Why Are Picket Lines Always Moving?

I have always assumed it had something to do with loitering laws, but have never been certain. Does anyone know the reason why picket lines are always pacing around in circles? If anyone has a link to a specific law, what would be helpful too. :slight_smile:

Having seen picket lines in the US, and having been on picket lines in Australia (including one outside the Parliament of NSW), I am sure that laws on pcket lines vary from place to place. In Australia, you don’t have to move around in a circle – you are allowed to stand still. So I suspect that differences may be more due to different industrial relations laws than to laws about loitering.

A lot of people I see picketing around the Twin Cities are sitting in folding chairs while they hold their signs.

Moving gets a lot more attention from passers-by than someone sitting in a lawn chair holding a sign, but I’m pretty sure there’s no law about it.

It’s so they can march without having to actually go anywhere.

It also may make crossing a picket line a bit more of a hassle (or even intimidating) to some.

I would imagine that it’s some good ol’ fashioned, “gesture magic.” Whereby if everyone is doing something, they don’t realize how silly (and generally unefficacious (?)) standing outside with signs all day is.

That said, it keeps the troops motivated and, here’s the important thing, it really fucks up traffic for people trying to get in and out of the building/down the street. If someone’s just standing around, then people can weave through them, but if they’re moving, it’s a clear signal to stay the fuck out of here. This will draw more attention as a lot of people are really inconvienenced.

Obviously, this will only work if the protest is to be in a highly trafficked area.

Seeing guys sit down, one has to wonder why they’re bothering. Apparently they just decided to take a no-pay day off of work to sit around and drink beer.

Depending on the protest, I highly doubt that they’ll get called on loitering even if that’s exactly what they’re doing - any semi-organized event will have some measure of support that will make life hell for City Hall if they try to crack down on it.

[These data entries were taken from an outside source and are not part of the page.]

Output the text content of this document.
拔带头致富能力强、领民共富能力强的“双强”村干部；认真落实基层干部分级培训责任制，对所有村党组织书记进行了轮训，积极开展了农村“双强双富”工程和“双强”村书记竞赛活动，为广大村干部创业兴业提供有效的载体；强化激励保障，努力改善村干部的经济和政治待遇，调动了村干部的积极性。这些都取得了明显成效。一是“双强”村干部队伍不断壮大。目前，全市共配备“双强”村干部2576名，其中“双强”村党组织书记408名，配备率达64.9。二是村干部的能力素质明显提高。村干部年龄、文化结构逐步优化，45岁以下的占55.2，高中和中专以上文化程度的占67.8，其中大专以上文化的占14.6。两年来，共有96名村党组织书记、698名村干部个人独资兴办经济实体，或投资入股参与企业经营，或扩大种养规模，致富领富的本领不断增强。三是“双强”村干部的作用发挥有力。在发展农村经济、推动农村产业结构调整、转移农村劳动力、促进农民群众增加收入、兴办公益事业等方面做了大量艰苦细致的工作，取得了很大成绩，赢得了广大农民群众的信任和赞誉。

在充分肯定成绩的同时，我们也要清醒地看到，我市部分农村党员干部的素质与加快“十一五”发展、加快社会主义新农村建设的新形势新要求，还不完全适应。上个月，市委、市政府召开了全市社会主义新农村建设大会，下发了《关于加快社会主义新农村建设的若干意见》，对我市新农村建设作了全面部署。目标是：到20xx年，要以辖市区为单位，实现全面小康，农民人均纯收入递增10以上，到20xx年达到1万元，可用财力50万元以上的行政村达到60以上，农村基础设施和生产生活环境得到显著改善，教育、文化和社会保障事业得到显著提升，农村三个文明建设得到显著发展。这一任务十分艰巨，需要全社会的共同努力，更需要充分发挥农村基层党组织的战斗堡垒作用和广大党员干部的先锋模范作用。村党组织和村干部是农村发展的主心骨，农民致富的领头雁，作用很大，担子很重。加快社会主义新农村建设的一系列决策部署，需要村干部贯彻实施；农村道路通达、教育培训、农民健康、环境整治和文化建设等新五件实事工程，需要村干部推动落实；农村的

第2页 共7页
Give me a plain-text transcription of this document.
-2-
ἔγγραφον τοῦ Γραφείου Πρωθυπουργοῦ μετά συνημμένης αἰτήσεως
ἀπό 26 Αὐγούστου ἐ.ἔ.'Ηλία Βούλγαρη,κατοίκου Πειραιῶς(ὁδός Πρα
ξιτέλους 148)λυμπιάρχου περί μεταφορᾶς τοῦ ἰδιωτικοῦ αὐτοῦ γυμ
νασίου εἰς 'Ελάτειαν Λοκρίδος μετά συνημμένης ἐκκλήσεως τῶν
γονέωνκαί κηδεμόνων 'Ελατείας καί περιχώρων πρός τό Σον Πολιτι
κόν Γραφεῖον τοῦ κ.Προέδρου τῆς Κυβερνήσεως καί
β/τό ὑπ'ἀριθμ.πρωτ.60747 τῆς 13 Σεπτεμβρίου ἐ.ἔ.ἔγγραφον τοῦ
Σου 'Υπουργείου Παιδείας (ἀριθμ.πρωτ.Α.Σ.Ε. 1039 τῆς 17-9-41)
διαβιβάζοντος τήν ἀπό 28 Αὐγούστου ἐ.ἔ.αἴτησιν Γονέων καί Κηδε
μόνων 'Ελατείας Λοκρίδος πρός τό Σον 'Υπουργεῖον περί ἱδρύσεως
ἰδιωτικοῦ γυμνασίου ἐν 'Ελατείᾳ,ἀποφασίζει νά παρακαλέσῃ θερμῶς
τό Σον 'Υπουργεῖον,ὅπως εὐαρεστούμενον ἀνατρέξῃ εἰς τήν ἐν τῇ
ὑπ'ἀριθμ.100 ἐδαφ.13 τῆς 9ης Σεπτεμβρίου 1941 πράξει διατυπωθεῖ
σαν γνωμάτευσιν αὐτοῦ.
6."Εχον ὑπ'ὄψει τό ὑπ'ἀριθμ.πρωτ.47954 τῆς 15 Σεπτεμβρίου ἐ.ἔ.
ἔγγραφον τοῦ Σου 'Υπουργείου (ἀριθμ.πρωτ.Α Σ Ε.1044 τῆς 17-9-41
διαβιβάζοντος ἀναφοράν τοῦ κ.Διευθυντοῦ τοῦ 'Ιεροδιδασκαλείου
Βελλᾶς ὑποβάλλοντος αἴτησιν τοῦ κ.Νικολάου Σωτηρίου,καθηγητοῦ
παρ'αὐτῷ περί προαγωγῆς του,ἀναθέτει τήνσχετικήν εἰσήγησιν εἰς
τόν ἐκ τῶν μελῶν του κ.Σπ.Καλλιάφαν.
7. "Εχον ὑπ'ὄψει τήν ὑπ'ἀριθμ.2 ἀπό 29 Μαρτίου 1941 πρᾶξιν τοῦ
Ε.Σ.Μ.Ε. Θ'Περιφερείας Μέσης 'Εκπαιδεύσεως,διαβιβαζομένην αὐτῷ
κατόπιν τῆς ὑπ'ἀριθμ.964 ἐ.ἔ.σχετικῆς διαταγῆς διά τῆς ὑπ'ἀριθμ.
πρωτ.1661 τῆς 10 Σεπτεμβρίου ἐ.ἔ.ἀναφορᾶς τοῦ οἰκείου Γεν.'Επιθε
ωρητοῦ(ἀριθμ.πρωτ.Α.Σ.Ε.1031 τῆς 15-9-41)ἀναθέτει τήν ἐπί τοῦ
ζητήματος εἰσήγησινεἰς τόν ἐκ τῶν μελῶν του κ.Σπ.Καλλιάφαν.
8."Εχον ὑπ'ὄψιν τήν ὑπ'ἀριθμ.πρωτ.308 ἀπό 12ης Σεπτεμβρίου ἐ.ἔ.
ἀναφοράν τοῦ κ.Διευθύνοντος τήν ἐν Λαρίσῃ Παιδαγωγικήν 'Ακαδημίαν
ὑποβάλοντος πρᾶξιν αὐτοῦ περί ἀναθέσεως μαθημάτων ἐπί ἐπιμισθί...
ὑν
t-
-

IME, if anything the appropriate 3rd parties will try to force the disputing parties to take it to arbitration so they can get their city streets back.

Having been on a couple of picket lines in the past, my understanding is that if you stand still you are blocking access to the premises being picketed, while if you are moving, you are not normally considered to be blocking access (people can at least theoretically slip between the moving picketers). If you are in a jurisdiction which prohibits strikers from blocking access you can avoid arrest by using a moving picket line. If your jurisdiction allows blocking access, then you do it because it’s tradition or it’s less boring than just standing there.

Note that this is a very basic explanation, and real picket lines are subject to differing requirements from national, provincial/state/municipal laws, varying levels of police opposition/cooperation/indifference, etc.

      • It depends on a couple things: local laws, mainly. “Keeping moving” is mainly a method for claiming that you are not blocking access, and in some instances, also a method for escaping anti-loitering laws. Around where I live (central US) people sit around in lawn chairs.

Standing still is also really boring and can lead to leg cramps. Walking around helps keep one loose and alleviates the boredom.

Sounds like there’s a whole confluence of factors that makes walking preferable to standing.

because if the picket line stops moving it will be a ,…“Picket Fence.”